The opera house in Halle

In May 2001 I was asked to take over a presentation in Halle at quite short notice. After agreeing to do it, I went online to see if Halle has an opera house (it does) and if they were performing anything on the one evening I was going to be there (they were).

My presentation went really well, and in the break I asked my local counterpart how to get to the opera house. He said I could just come with him, since he was an opera subscriber and this was one of his subscription nights.

Program booklet from the Halle Opera

The opera we saw was one of my all-time favorites, L’elisir d’amore (The Elixir of Love) by Gaetano Donizetti (1797-1848). This is an opera that I have seen numerous times in Frankfurt am Main, Darmstadt, Gießen, Paris, Vienna, Heidelberg and Prague. It was even the source of my member-name “Nemorino” on the now-defunct website VirtualTourist, where I was an active member from 2004 to 2017. Nemorino in this opera is a guy who does everything wrong but gets the girl anyway, which is more or less the story of my life up to now, so I decided his name would be an appropriate member-name for me.

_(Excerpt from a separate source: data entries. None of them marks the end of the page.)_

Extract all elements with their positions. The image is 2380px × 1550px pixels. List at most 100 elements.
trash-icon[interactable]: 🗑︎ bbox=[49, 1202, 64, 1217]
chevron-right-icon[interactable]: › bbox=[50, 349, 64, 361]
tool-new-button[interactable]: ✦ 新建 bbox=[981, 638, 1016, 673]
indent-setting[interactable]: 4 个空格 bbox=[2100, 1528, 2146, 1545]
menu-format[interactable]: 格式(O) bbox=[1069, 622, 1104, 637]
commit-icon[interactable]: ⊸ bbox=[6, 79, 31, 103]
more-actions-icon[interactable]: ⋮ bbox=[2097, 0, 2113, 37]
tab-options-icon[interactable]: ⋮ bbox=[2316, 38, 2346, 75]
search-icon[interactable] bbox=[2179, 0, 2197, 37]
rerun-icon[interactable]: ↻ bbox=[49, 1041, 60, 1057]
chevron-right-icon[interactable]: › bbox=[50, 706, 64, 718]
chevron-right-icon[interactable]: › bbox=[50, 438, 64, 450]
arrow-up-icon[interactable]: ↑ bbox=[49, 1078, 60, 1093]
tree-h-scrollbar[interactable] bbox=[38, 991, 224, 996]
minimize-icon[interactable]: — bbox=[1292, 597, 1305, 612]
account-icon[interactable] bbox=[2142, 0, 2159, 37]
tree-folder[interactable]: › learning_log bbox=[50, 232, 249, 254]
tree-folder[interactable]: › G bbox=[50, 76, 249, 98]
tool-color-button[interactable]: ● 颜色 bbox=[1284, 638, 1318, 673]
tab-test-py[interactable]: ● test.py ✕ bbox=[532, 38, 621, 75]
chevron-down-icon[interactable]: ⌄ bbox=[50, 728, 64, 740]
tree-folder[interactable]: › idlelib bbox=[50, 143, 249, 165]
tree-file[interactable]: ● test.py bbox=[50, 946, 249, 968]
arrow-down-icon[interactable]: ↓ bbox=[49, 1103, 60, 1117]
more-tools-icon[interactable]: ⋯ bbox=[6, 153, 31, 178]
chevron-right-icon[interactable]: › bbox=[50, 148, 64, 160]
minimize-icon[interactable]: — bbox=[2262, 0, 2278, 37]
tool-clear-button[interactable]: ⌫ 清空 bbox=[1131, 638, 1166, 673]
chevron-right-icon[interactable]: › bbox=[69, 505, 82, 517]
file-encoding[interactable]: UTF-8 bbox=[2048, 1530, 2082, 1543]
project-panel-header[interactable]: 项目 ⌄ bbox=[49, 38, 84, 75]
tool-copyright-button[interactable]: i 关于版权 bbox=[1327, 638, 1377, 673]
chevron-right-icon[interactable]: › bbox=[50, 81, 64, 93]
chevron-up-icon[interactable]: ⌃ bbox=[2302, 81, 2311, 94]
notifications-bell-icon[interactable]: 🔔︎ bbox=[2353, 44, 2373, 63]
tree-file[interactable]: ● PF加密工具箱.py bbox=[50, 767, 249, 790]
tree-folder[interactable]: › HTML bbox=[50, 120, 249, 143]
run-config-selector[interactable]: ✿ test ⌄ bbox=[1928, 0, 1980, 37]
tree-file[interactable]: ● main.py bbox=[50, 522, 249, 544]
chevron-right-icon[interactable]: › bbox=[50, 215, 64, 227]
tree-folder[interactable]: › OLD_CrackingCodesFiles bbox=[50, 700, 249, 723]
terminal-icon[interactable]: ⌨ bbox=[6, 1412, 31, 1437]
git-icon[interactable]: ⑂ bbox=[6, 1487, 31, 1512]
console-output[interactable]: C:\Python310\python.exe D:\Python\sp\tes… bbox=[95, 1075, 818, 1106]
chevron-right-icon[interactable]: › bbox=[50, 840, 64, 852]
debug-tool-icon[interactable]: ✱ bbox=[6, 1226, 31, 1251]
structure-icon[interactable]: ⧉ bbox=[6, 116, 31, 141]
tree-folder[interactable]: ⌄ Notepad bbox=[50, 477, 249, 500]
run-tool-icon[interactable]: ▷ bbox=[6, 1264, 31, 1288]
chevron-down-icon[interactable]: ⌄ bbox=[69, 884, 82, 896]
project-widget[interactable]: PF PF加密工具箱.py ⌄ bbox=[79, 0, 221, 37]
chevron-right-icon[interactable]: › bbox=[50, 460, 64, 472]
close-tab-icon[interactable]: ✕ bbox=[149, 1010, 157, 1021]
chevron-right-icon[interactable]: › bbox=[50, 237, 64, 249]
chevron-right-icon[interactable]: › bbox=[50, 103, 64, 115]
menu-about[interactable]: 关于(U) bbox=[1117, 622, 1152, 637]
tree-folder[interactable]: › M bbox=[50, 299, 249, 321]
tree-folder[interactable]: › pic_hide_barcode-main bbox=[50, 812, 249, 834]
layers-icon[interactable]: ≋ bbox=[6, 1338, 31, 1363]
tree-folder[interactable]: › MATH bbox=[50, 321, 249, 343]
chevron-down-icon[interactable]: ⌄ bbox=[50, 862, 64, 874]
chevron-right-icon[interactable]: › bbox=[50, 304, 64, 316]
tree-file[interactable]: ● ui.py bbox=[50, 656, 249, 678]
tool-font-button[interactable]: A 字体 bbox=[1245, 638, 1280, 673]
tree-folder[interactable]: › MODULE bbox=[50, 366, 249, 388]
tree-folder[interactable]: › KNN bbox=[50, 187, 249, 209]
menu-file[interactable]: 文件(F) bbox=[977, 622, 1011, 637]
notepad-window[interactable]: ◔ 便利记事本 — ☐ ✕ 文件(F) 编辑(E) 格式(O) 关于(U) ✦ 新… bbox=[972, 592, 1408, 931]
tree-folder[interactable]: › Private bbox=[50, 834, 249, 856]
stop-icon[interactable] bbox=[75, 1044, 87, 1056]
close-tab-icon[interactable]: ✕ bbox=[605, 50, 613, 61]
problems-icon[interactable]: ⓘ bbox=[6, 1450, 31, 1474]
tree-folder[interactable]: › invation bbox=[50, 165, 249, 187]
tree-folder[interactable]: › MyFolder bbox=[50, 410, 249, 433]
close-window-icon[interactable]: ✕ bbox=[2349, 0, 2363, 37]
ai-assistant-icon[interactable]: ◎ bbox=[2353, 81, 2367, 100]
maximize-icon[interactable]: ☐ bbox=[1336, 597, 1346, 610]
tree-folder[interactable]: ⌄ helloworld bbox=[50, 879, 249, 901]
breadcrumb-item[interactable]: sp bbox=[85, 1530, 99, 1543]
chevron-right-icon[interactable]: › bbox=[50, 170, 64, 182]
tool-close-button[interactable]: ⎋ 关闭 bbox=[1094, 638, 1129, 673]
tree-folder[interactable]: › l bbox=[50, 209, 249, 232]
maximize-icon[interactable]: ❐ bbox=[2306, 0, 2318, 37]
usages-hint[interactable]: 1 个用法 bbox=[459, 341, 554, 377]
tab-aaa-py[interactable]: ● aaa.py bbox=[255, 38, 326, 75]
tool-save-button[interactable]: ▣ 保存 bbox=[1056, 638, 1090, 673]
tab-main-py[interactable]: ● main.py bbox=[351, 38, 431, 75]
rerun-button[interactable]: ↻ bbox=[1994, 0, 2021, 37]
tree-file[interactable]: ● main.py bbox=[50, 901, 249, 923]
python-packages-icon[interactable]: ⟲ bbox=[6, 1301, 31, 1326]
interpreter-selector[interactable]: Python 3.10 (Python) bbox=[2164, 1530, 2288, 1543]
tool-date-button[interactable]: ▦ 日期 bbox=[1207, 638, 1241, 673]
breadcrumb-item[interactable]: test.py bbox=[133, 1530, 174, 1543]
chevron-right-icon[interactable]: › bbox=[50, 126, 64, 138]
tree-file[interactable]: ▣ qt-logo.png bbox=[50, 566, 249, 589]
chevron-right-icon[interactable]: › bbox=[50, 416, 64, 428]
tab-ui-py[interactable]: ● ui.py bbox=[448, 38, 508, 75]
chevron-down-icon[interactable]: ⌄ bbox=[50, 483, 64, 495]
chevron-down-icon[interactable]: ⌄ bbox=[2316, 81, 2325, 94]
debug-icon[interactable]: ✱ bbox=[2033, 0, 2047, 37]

One thing I particularly remember about the staging of L’elisir d’amore in Halle was the way the quack doctor Dulcamara made his entrance into the village in the first act. He arrived not in a golden carriage but on a huge Rube Goldberg machine with dozens of valves, whistles, gears, transmission belts, pistons and other moving parts, most of which had no function besides impressing the astounded villagers. Somebody at the opera house must have had a great time constructing this huge machine.

The Halle Opera

The opera house in Halle was originally built as the city theater in 1886. It was destroyed by bombs at the end of the Second World War, but was rebuilt and reopened six years later. Since Halle was the birthplace of the great baroque composer Georg Friedrich Händel (1685-1759), the Halle Opera makes a point of presenting at least one of his forty operas each year. In May and June 2018, for instance, they are performing his 33rd opera Berenice, Regina d’Egitto (Berenice, Queen of Egypt), which had its world premiere in 1737 at the Royal Theatre Covent Garden in London.

The Opera Café behind the opera house in Halle

By the way, to pronounce the word Halle in German you need two syllables, with the stress on the first: HA-lə. The second syllable is quite weak, but you can’t just leave it off, because if you do no German speaker will have a clue what you are talking about. The same goes for the river Saale (pronounced ZA-lə), which Halle is on, and for the German author Johann Wolfgang von Goethe, who visited Halle several times in the early 19th century.

My photos in this post are from 2009. I revised the text in 2018.

See more posts on the composers Donizetti and Händel.

2 thoughts on “The opera house in Halle”

  1. Another interesting entry. I had to look up Halle on a map… Won’t brag that I knew about the need to pronounce the second syllable… but it wouldn’t occur to me to drop it entirely. Guess I got my hint from “Goethe”…
    Funny that Nemorino’s predicament was the story of your life… Hahaha! All’s well that ends well!
    Think I saw Berenice at La Monnaie in Brussels in the 70’s. I always loved Händel but haven’t listened to his works lately. Deplorable! The web keeps us too busy… Thank you Don, your entries always bring me back to VT days, in spirit and content. It was a time of great discoveries for me, treasured to this day.